29 de setembro de 2009

FRASES LONGAS


Nei Duclós (*)

A frase longa servia para expressar pensamentos completos, complexos. Para isso eram usados todos os recursos, especialmente os apostos, aquele tipo de oração complementar que ajuda a refletir a intensidade do autor. Mas como a frase longa assumiu prestígio num tempo em que não havia tanto ruído, e as pessoas se dedicavam a escutar ou ler o que os outros diziam ou escreviam, imediatamente os oportunistas adotaram o estilo, para prejuízo geral.

Os textos adquiriram ostentação, em que os ornamentos escondiam objetivos escusos, sob a pretensa preocupação com a integridade das mensagens. O excesso contribuiu para a imposição de uma cultura artificial que contaminou a literatura e sufocou a cidadania.
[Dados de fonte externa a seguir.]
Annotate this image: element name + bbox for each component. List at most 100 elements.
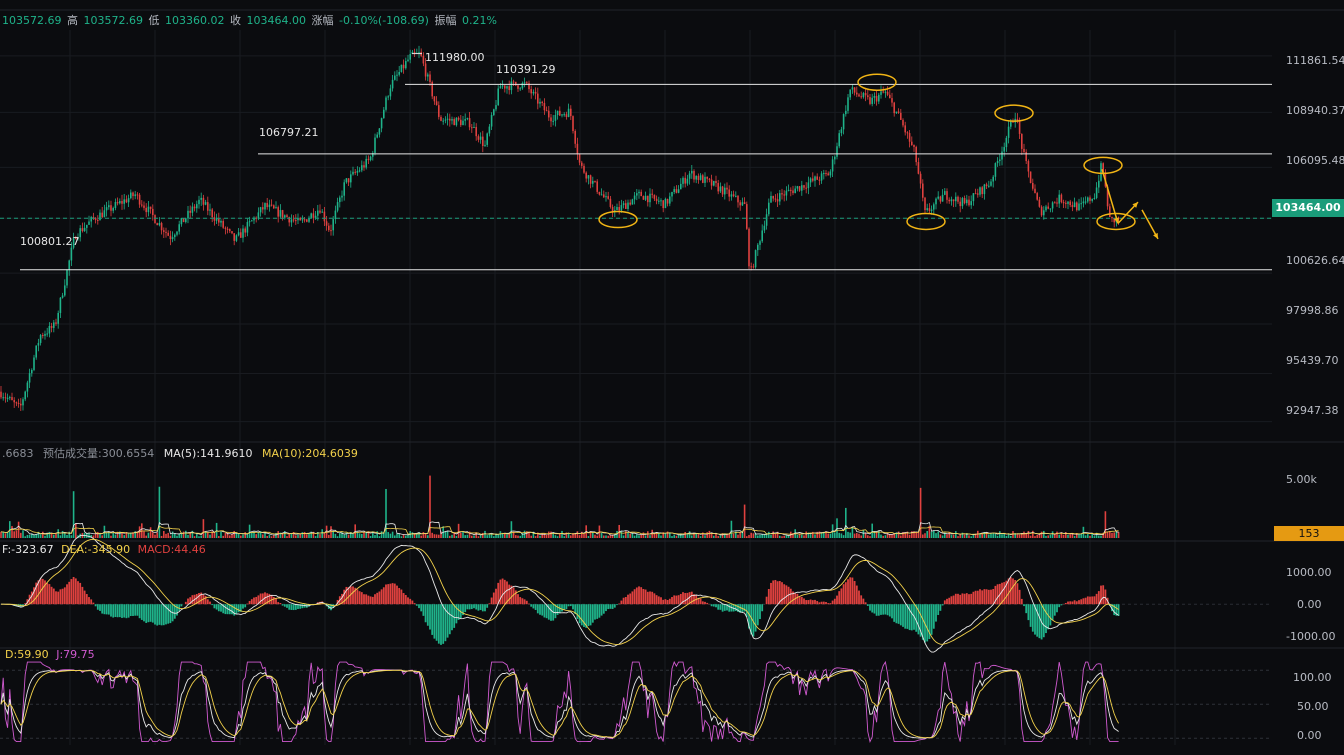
volume-bar (26, 534, 29, 538)
candle-body (255, 217, 257, 219)
volume-bar (893, 533, 895, 538)
volume-bar (708, 530, 711, 538)
candle-body (625, 203, 627, 209)
candle-body (281, 210, 284, 218)
macd-histogram-bar (822, 601, 825, 605)
macd-histogram-bar (301, 604, 304, 609)
volume-bar (853, 533, 856, 538)
macd-histogram-bar (840, 588, 843, 605)
volume-bar (587, 536, 590, 538)
macd-histogram-bar (136, 604, 139, 616)
macd-histogram-bar (514, 590, 517, 605)
volume-bar (57, 529, 59, 538)
volume-bar (141, 523, 143, 538)
volume-bar (640, 534, 642, 538)
macd-histogram-bar (583, 604, 585, 627)
volume-bar (431, 532, 433, 538)
volume-bar (629, 533, 631, 538)
candle-body (891, 98, 893, 103)
volume-bar (290, 533, 293, 538)
macd-histogram-bar (506, 581, 508, 605)
macd-histogram-bar (83, 590, 86, 605)
annotation-ellipse (906, 212, 946, 231)
volume-bar (127, 533, 130, 538)
candle-body (893, 102, 895, 114)
volume-bar (332, 530, 334, 538)
volume-bar (242, 534, 244, 538)
volume-bar (594, 534, 596, 538)
macd-histogram-bar (800, 596, 803, 605)
candle-body (605, 196, 607, 198)
candle-body (1100, 163, 1102, 181)
macd-histogram-bar (1089, 596, 1091, 605)
volume-bar (856, 533, 858, 538)
volume-bar (919, 487, 922, 538)
volume-bar (110, 535, 112, 538)
candle-body (798, 186, 801, 191)
candle-body (1106, 186, 1109, 207)
high-value: 103572.69 (83, 14, 144, 27)
candle-body (515, 81, 517, 86)
volume-bar (1100, 535, 1102, 538)
candle-body (838, 133, 840, 147)
volume-bar (50, 532, 53, 538)
volume-bar (917, 531, 920, 538)
volume-bar (1025, 532, 1027, 538)
macd-histogram-bar (789, 588, 792, 605)
macd-histogram-bar (420, 604, 423, 612)
volume-bar (231, 534, 233, 538)
candle-body (39, 335, 42, 343)
candle-body (917, 162, 920, 174)
candle-body (763, 225, 766, 231)
macd-histogram-bar (400, 589, 403, 605)
volume-bar (468, 531, 471, 538)
candle-body (999, 159, 1001, 162)
volume-bar (112, 532, 114, 538)
macd-histogram-bar (787, 586, 790, 605)
macd-histogram-bar (1097, 591, 1100, 605)
volume-bar (284, 530, 286, 538)
macd-dea-line (0, 538, 1119, 645)
candle-body (88, 221, 90, 225)
volume-bar (576, 531, 579, 538)
macd-histogram-bar (919, 604, 922, 637)
volume-bar (101, 535, 103, 538)
candle-body (609, 198, 612, 207)
macd-histogram-bar (640, 587, 643, 605)
candle-body (825, 172, 827, 174)
candle-body (695, 175, 697, 180)
candle-body (948, 199, 950, 202)
candle-body (42, 335, 44, 337)
candle-body (719, 186, 722, 192)
candle-body (1113, 218, 1115, 223)
macd-histogram-bar (103, 604, 106, 615)
candle-body (937, 196, 939, 199)
candle-body (869, 97, 871, 104)
macd-histogram-bar (935, 604, 937, 622)
macd-histogram-bar (165, 604, 167, 625)
candle-body (504, 85, 506, 89)
candle-body (317, 210, 319, 216)
candle-body (1065, 202, 1067, 204)
candle-body (882, 91, 884, 93)
candle-body (532, 91, 535, 94)
candle-body (565, 114, 568, 117)
macd-histogram-bar (629, 593, 632, 605)
open-value: 103572.69 (2, 14, 62, 27)
candle-body (585, 172, 587, 179)
volume-bar (125, 532, 128, 538)
volume-bar (1115, 531, 1118, 538)
candle-body (358, 170, 361, 172)
candle-body (286, 215, 288, 218)
candle-body (618, 206, 620, 211)
level-label-high: 111980.00 (425, 51, 485, 64)
macd-histogram-bar (422, 604, 425, 616)
candle-body (666, 198, 669, 204)
volume-bar (622, 535, 625, 538)
volume-bar (644, 535, 647, 538)
volume-bar (739, 532, 741, 538)
macd-histogram-bar (118, 604, 121, 618)
macd-histogram-bar (873, 604, 876, 614)
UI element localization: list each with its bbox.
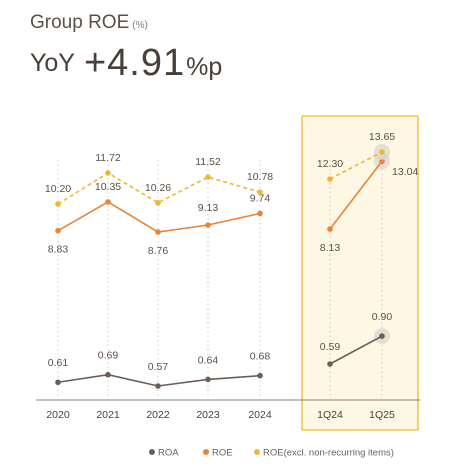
data-label-roe-excl-2022: 10.26: [145, 182, 171, 194]
point-roe-excl-2022: [155, 199, 161, 206]
tick-label-1Q24: 1Q24: [317, 409, 343, 421]
data-label-roe-2021: 10.35: [95, 181, 121, 193]
tick-label-2023: 2023: [196, 409, 220, 421]
data-label-roe-2022: 8.76: [148, 245, 169, 257]
legend-marker-roe-excl: [254, 449, 260, 455]
tick-label-2024: 2024: [248, 409, 272, 421]
data-label-roe-excl-1Q24: 12.30: [317, 158, 343, 170]
point-roa-2024: [257, 372, 263, 379]
tick-label-2022: 2022: [146, 409, 170, 421]
point-roe-1Q24: [327, 226, 333, 232]
point-roe-excl-2021: [105, 170, 111, 176]
legend-label-roe: ROE: [212, 448, 233, 459]
point-roe-excl-1Q24: [327, 176, 333, 182]
data-label-roe-2023: 9.13: [198, 202, 219, 214]
point-roe-excl-2024: [257, 189, 263, 195]
yoy-label: YoY: [30, 49, 75, 77]
point-roe-2020: [55, 227, 61, 234]
point-roe-excl-1Q25: [379, 149, 385, 155]
quarterly-panel: 1Q24 1Q25 0.59 0.90 8.13 13.04 12.30 13.65: [317, 131, 419, 421]
data-label-roa-2021: 0.69: [98, 350, 119, 362]
yoy-value: +4.91: [83, 42, 186, 84]
data-label-roa-2022: 0.57: [148, 361, 169, 373]
series-line-roe: [57, 201, 261, 233]
yoy-headline: YoY +4.91%p: [30, 42, 222, 85]
tick-label-2021: 2021: [96, 409, 120, 421]
chart-title-text: Group ROE: [30, 12, 130, 33]
data-label-roe-2024: 9.74: [250, 192, 271, 204]
data-label-roe-1Q24: 8.13: [320, 242, 341, 254]
data-label-roe-1Q25: 13.04: [392, 166, 418, 178]
point-roe-2022: [155, 229, 161, 235]
annual-panel: 2020 2021 2022 2023 2024 0.61 0.69 0.57 0.64 0.68…: [45, 152, 273, 421]
point-roa-2021: [105, 371, 111, 378]
point-roe-excl-2020: [55, 201, 61, 207]
point-roa-2020: [55, 379, 61, 386]
series-line-roe: [329, 160, 383, 230]
data-label-roe-2020: 8.83: [48, 244, 69, 256]
series-line-roe-excl: [329, 151, 383, 180]
quarter-highlight-box: [301, 115, 419, 431]
point-roa-2022: [155, 383, 161, 389]
data-label-roa-2023: 0.64: [198, 354, 219, 366]
legend-label-roa: ROA: [158, 448, 179, 459]
point-roa-1Q24: [327, 361, 333, 367]
tick-label-1Q25: 1Q25: [369, 409, 395, 421]
tick-label-2020: 2020: [46, 409, 70, 421]
data-label-roa-1Q25: 0.90: [372, 311, 393, 323]
data-label-roe-excl-2024: 10.78: [247, 171, 273, 183]
point-roa-2023: [205, 376, 211, 383]
series-line-roa: [329, 335, 383, 365]
point-roe-2021: [105, 199, 111, 205]
data-label-roe-excl-2020: 10.20: [45, 183, 71, 195]
yoy-suffix: %p: [186, 53, 223, 81]
point-roa-1Q25: [379, 333, 385, 339]
data-label-roe-excl-2023: 11.52: [195, 156, 221, 168]
data-label-roe-excl-1Q25: 13.65: [369, 131, 395, 143]
data-label-roa-2024: 0.68: [250, 351, 271, 363]
chart-unit: (%): [132, 20, 148, 31]
data-label-roe-excl-2021: 11.72: [95, 152, 121, 164]
data-label-roa-2020: 0.61: [48, 357, 69, 369]
point-roe-2023: [205, 222, 211, 228]
point-roe-excl-2023: [205, 174, 211, 180]
legend-marker-roe: [203, 449, 209, 455]
point-roe-2024: [257, 210, 263, 217]
legend-label-roe-excl: ROE(excl. non-recurring items): [263, 448, 394, 459]
data-label-roa-1Q24: 0.59: [320, 341, 341, 353]
chart-title: Group ROE (%): [30, 12, 148, 34]
legend-marker-roa: [149, 449, 155, 455]
series-line-roe-excl: [57, 172, 261, 205]
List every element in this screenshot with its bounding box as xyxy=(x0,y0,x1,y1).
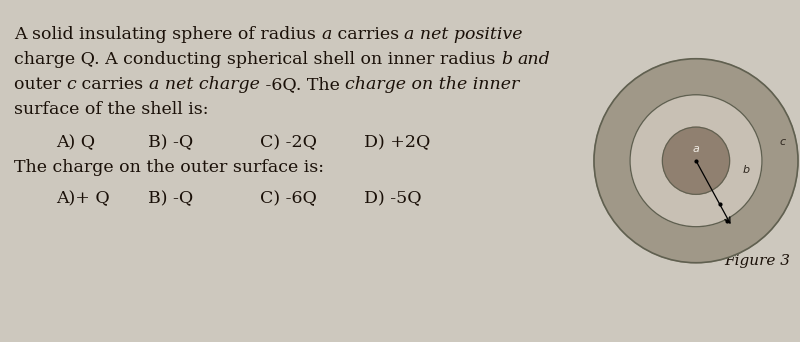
Text: charge Q. A conducting spherical shell on inner radius: charge Q. A conducting spherical shell o… xyxy=(14,51,501,68)
Text: carries: carries xyxy=(76,76,149,93)
Circle shape xyxy=(630,95,762,227)
Text: outer: outer xyxy=(14,76,66,93)
Text: C) -6Q: C) -6Q xyxy=(260,190,317,207)
Text: charge on the inner: charge on the inner xyxy=(346,76,519,93)
Text: b: b xyxy=(743,165,750,175)
Text: The charge on the outer surface is:: The charge on the outer surface is: xyxy=(14,159,324,176)
Text: c: c xyxy=(66,76,76,93)
Text: B) -Q: B) -Q xyxy=(148,134,194,151)
Text: A) Q: A) Q xyxy=(56,134,95,151)
Text: a: a xyxy=(693,144,699,154)
Text: C) -2Q: C) -2Q xyxy=(260,134,317,151)
Text: b: b xyxy=(501,51,512,68)
Text: surface of the shell is:: surface of the shell is: xyxy=(14,101,209,118)
Text: and: and xyxy=(518,51,550,68)
Circle shape xyxy=(662,127,730,194)
Text: A)+ Q: A)+ Q xyxy=(56,190,110,207)
Text: a net charge: a net charge xyxy=(149,76,260,93)
Text: a net positive: a net positive xyxy=(404,26,523,43)
Text: Figure 3: Figure 3 xyxy=(724,254,790,268)
Text: -6Q. The: -6Q. The xyxy=(260,76,346,93)
Text: B) -Q: B) -Q xyxy=(148,190,194,207)
Circle shape xyxy=(594,59,798,263)
Text: D) +2Q: D) +2Q xyxy=(364,134,430,151)
Text: c: c xyxy=(779,136,786,146)
Text: a: a xyxy=(322,26,332,43)
Text: D) -5Q: D) -5Q xyxy=(364,190,422,207)
Text: carries: carries xyxy=(332,26,404,43)
Text: A solid insulating sphere of radius: A solid insulating sphere of radius xyxy=(14,26,322,43)
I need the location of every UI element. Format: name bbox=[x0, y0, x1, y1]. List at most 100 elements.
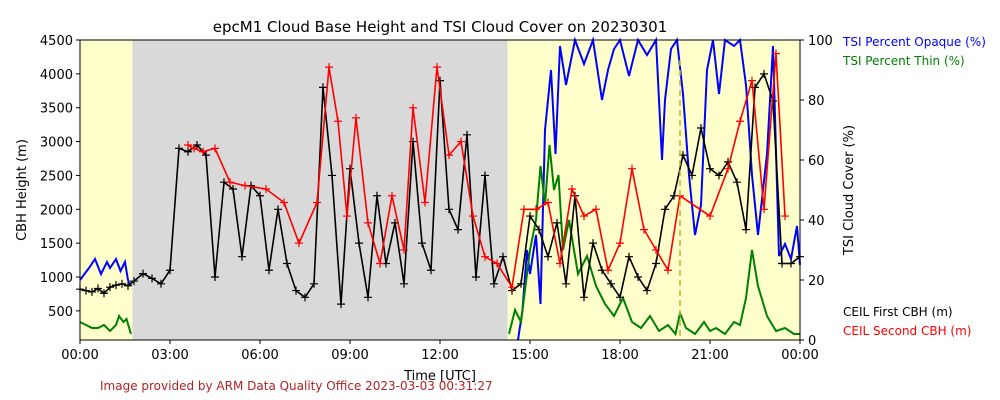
series-2 bbox=[76, 69, 804, 309]
series-layer bbox=[76, 36, 804, 341]
point-2-79 bbox=[760, 69, 768, 78]
point-2-75 bbox=[724, 157, 732, 166]
point-2-1 bbox=[82, 286, 90, 295]
point-3-43 bbox=[736, 117, 744, 126]
point-2-74 bbox=[715, 171, 723, 180]
shade-region-0 bbox=[80, 40, 133, 340]
y-axis-label-left: CBH Height (m) bbox=[15, 139, 30, 241]
point-2-30 bbox=[319, 83, 327, 92]
x-tick-label-7: 21:00 bbox=[691, 348, 728, 363]
point-3-44 bbox=[748, 76, 756, 85]
point-2-44 bbox=[445, 205, 453, 214]
y-right-tick-label-4: 80 bbox=[808, 94, 825, 109]
point-2-53 bbox=[526, 212, 534, 221]
point-2-81 bbox=[778, 259, 786, 268]
point-2-15 bbox=[184, 147, 192, 156]
point-3-26 bbox=[508, 283, 516, 292]
point-3-25 bbox=[493, 259, 501, 268]
y-left-tick-label-7: 4000 bbox=[40, 68, 73, 83]
series-0 bbox=[79, 36, 801, 341]
point-2-7 bbox=[118, 279, 126, 288]
point-2-47 bbox=[472, 273, 480, 282]
point-2-82 bbox=[787, 259, 795, 268]
point-3-14 bbox=[364, 218, 372, 227]
point-3-47 bbox=[781, 212, 789, 221]
point-2-21 bbox=[238, 252, 246, 261]
point-3-20 bbox=[433, 63, 441, 72]
point-3-12 bbox=[343, 212, 351, 221]
x-axis-label: Time [UTC] bbox=[403, 369, 476, 384]
point-3-29 bbox=[544, 198, 552, 207]
point-3-35 bbox=[616, 239, 624, 248]
point-2-63 bbox=[616, 293, 624, 302]
y-axis-label-right: TSI Cloud Cover (%) bbox=[842, 125, 857, 256]
point-2-34 bbox=[355, 239, 363, 248]
point-2-55 bbox=[544, 252, 552, 261]
point-2-35 bbox=[364, 293, 372, 302]
point-2-64 bbox=[625, 252, 633, 261]
point-2-66 bbox=[643, 286, 651, 295]
point-3-24 bbox=[481, 252, 489, 261]
point-3-10 bbox=[325, 63, 333, 72]
y-right-tick-label-2: 40 bbox=[808, 214, 825, 229]
y-left-tick-label-3: 2000 bbox=[40, 203, 73, 218]
point-3-18 bbox=[409, 103, 417, 112]
x-tick-label-8: 00:00 bbox=[781, 348, 818, 363]
point-3-2 bbox=[199, 147, 207, 156]
point-3-39 bbox=[664, 266, 672, 275]
point-3-17 bbox=[400, 245, 408, 254]
point-2-32 bbox=[337, 300, 345, 309]
point-2-24 bbox=[265, 266, 273, 275]
y-left-tick-label-4: 2500 bbox=[40, 169, 73, 184]
point-3-31 bbox=[568, 184, 576, 193]
x-tick-label-0: 00:00 bbox=[61, 348, 98, 363]
series-line-2 bbox=[79, 72, 801, 305]
point-3-34 bbox=[604, 266, 612, 275]
point-3-22 bbox=[457, 137, 465, 146]
y-right-tick-label-5: 100 bbox=[808, 34, 833, 49]
point-2-50 bbox=[499, 252, 507, 261]
point-3-7 bbox=[280, 198, 288, 207]
point-3-32 bbox=[580, 212, 588, 221]
series-line-3 bbox=[187, 53, 786, 290]
point-2-13 bbox=[166, 266, 174, 275]
series-line-0 bbox=[79, 36, 801, 341]
x-tick-label-5: 15:00 bbox=[511, 348, 548, 363]
point-3-19 bbox=[421, 198, 429, 207]
chart-title: epcM1 Cloud Base Height and TSI Cloud Co… bbox=[213, 18, 667, 36]
point-2-2 bbox=[88, 287, 96, 296]
point-3-3 bbox=[211, 144, 219, 153]
point-3-36 bbox=[628, 164, 636, 173]
y-left-tick-label-8: 4500 bbox=[40, 34, 73, 49]
legend-opaque: TSI Percent Opaque (%) bbox=[842, 35, 986, 49]
y-left-tick-label-2: 1500 bbox=[40, 237, 73, 252]
point-3-27 bbox=[520, 205, 528, 214]
point-2-26 bbox=[283, 259, 291, 268]
point-2-62 bbox=[607, 279, 615, 288]
y-left-tick-label-6: 3500 bbox=[40, 102, 73, 117]
point-2-56 bbox=[553, 218, 561, 227]
point-2-36 bbox=[373, 191, 381, 200]
point-3-0 bbox=[184, 140, 192, 149]
series-line-1 bbox=[79, 144, 800, 337]
x-axis: 00:00 03:00 06:00 09:00 12:00 15:00 18:00 21:00… bbox=[61, 340, 819, 363]
point-2-39 bbox=[400, 279, 408, 288]
x-tick-label-1: 03:00 bbox=[151, 348, 188, 363]
point-2-14 bbox=[175, 144, 183, 153]
point-2-46 bbox=[463, 130, 471, 139]
y-left-tick-label-1: 1000 bbox=[40, 271, 73, 286]
point-2-54 bbox=[535, 225, 543, 234]
point-3-15 bbox=[376, 259, 384, 268]
point-3-45 bbox=[760, 205, 768, 214]
point-3-11 bbox=[334, 117, 342, 126]
point-3-37 bbox=[640, 225, 648, 234]
y-right-tick-label-3: 60 bbox=[808, 154, 825, 169]
point-3-5 bbox=[241, 181, 249, 190]
point-2-11 bbox=[148, 274, 156, 283]
point-2-68 bbox=[661, 205, 669, 214]
point-2-18 bbox=[211, 273, 219, 282]
point-2-77 bbox=[742, 225, 750, 234]
shade-region-1 bbox=[132, 40, 508, 340]
point-2-6 bbox=[112, 281, 120, 290]
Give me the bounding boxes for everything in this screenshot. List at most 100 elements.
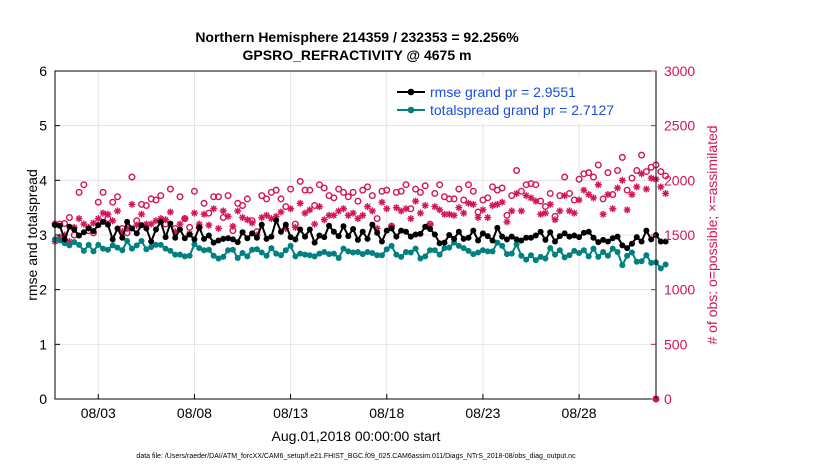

Quando vemos as catilinárias dos políticos, as justificativas extenuantes dos advogados ou as arengas do Executivo, sabemos que o pesadelo da linguagem assumiu o poder.

Para compensar o desvio de conduta, os escritores dedicaram mais espaço para a frase curta, que servia de contraponto nos textos clássicos, mas que, com as vanguardas, atingiu status de grande arte e beneficiou outras atividades, como o jornalismo, evoluindo para a contundência expressa em poucos caracteres, como vemos hoje nos microblogs. Ao mesmo tempo, a escassez das palavras, no lugar de representar a profundidade do pensamento sem os arabescos e firulas, acabou produzindo um rastro de ruínas. Vemos diariamente, em todas as rodas, a redução da lógica em função da repetição de jargões, tidos como pílulas fundamentais de sabedoria.

Ficou abandonado o ofício árduo capaz de reunir, num único conjunto de revelações, todo o espectro de uma situação real, reproduzida de maneira compensatória para interlocutores atentos e exigentes. Diminuiu o nível da compreensão, com o efeito colateral de ter sido jogado no ralo um acervo razoável de conhecimento. Ficamos com a reprodução infinita de sons recorrentes, restos de sílabas e palavras, em que se invoca o dom da telepatia para entender o que no fundo não guarda nada dentro de si.

É preciso resgatar a frase longa, no que ela de tem de grandeza e lucidez. Isso vai também recolocar no devido lugar a eficiência das frases curtas, quando perdem o excesso de importância insuflado pelo hábito, a soberba ou a preguiça.

RETORNO - 1. Imagem deste post: Island girl, obra de Juliana Duclós. 2. (*) Crônica publicada nesta terça-feira, dia 29 de setembro de 2009, no caderno Variedades, do Diário Catarinense.